Сообразно с профессией, я ожидал найти замшелого старичка, последнего человеческого игуанодонта, тщетно взывающего к мирозданию на берегу метеоритной воронки, – но, как это регулярно случается с нашими ожиданиями, полностью построенными на стереотипах, просчитался. Сейчас, освежая обстоятельства нашей встречи, почему-то полустершейся из памяти (хотя прошло-то буквально два-три месяца), я попытался было вспомнить, какой у него был дверной звонок. Между прочим, прежде впечатления от человека начинались не с прихожей, а значительно ранее: в деревне, само собой, с палисадника, а в городе – с обивки двери и мелодии звонка.

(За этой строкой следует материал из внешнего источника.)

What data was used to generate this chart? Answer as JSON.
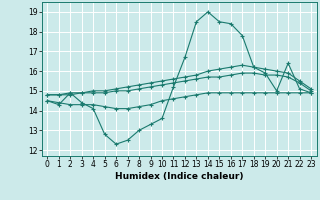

Так вот, припоминая этот несчастный звонок (заливистая трель? деликатное треньканье? настойчивый зуммер, наводящий на мысль о будильнике, или, хуже того, школьном ревуне?), я осознал, что звонков-то мы теперь уже и не слышим: все победил домофон, дающий, впрочем, хозяину квартиры несколько лишних минут на подготовку к визиту.
Выйдя из лифта, я подумал, что встречающий меня юнец с дурной кожей и затейливо выстриженными патлами – внук игуанодонта: более того, пока я возился в прихожей, с отвращением втискиваясь в хозяйские затрепанные тапочки (была зима, так что московские лицемерные чистюли в полной мере практиковали варварский обычай насильственного переобувания), в голове моей наскоро сложился грубоватый сюжет с пропойцей-внучком, ждущим естественного пресечения графологической династии, чтобы выкинуть на помойку наследную библиотеку и завить горе веревочкой (к отложенному трепету соседей). Каково же было мое изумление, когда сам юнец и оказался графологом (и еще, поганец, усмехнулся, заметив и расшифровав мое замешательство), – так что игуанодонтом, как выяснилось, был я сам. Мы прошли в кабинет, обставленный не без уюта: оливковые бархатные шторы, царские жалованные грамоты с красными вислыми печатями в золотых рамах, здоровенный стол с зеленым сукном (весь заставленный компьютерами, сканерами, принтерами и еще какими-то неизвестными мне приборами; посередине стоял микроскоп) и несколько книжных шкафов. Стыдно вспомнить: чтобы скрыть замешательство, я попытался начать какую-то нелепую светскую беседу, что-то вроде «ну и погодка нынче» (даром что всегда был непримиримым врагом всех этих хронофагических рудиментов псевдовежливости), но быстро был деловитым невежей прерван: усевшись за свой монументальный стол и жестом предложив мне занять легкомысленно вертлявое офисное кресло, причалившее к его дальнему углу, он другим, но столь же властным жестом потребовал рукопись.
И без того ощущая себя не в своей тарелке (выражение, отдающее чем-то из быта каннибалов), я собрался заартачиться, но это было бы, конечно, еще глупее, чем сам визит к почерковеду. В самом деле, подумал я мрачно, в иерархии шарлатанов-разгадчиков графология стоит где-то на уровне гипноза, а дальше уже следуют экстрасенсы: отчего-то эта мысль меня порадовала. Из рюкзака (на котором дотаивали самоубийственно легкомысленные снежинки) я достал пластиковый пакет, из него папку со старорежимной надписью «Дело» (специально подобрал такую), из него – тетрадку, извлеченную из середины стопки. Отправляясь сюда, я нуждался в информации, но не был готов сам ею делиться, поэтому довольно долго выбирал фрагмент поскучнее – и даже, честно говоря, собирался вырвать для анализа один-единственный листок, но пожалел манускрипт.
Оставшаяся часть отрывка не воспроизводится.